Desde su jura en el cargo en el Palacio del Quirinal —sede de la presidencia italiana—, el 22 de octubre de 2022, la líder de Hermanos de Italia, de 49 años, cumplirá 1413 días al frente del gobierno. Superará así el récord de longevidad que hasta ahora ostentaba uno de sus padrinos políticos, Silvio Berlusconi: el segundo gobierno del fallecido expremier y magnate, entre 2001 y 2005, duró 1412 días.
Ya en campaña electoral de cara a las elecciones del año que viene, Meloni celebrará este logro con bombos y platillos.
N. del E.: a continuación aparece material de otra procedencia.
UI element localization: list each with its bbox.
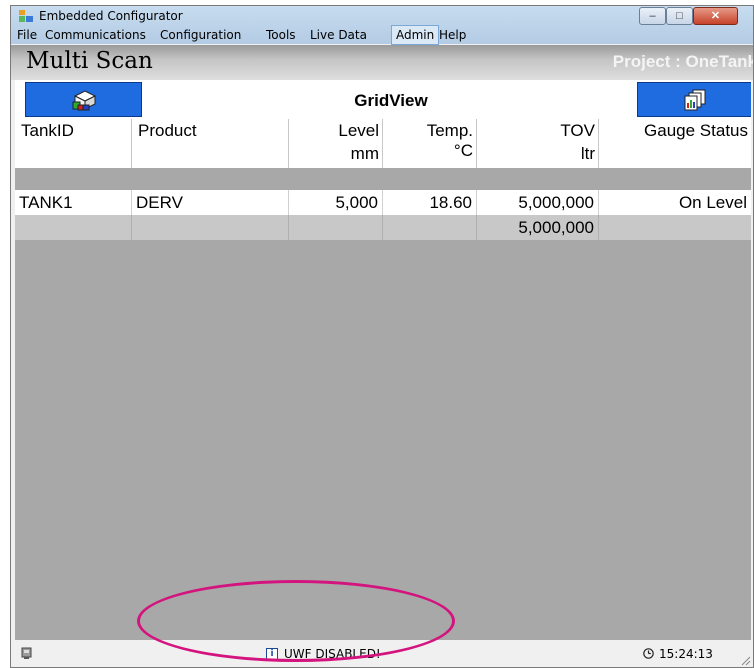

Su partido organizó una gran fiesta en la ciudad de Bari, capital de Apulia —una región gobernada por la derecha que ella adora, donde suele pasar sus vacaciones y donde organizó un G7—, ante 10.000 participantes, que recibirán un informe de casi 30 páginas en el que la palabra más repetida es “récord”.
“El gobierno más estable, Italia más fuerte, cuatro años de compromiso por la nación”, remarca el opúsculo preparado por Hermanos de Italia, que exalta los logros de estos cuatro años de gestión. El partido —que fue el único que se opuso al anterior Ejecutivo, liderado por el prestigioso economista Mario Draghi, expresidente del Banco Central Europeo— difundió ya este jueves en sus redes sociales un video para conmemorar el hito histórico. A partir de mañana, una versión más corta se proyectará en las principales estaciones de tren del país.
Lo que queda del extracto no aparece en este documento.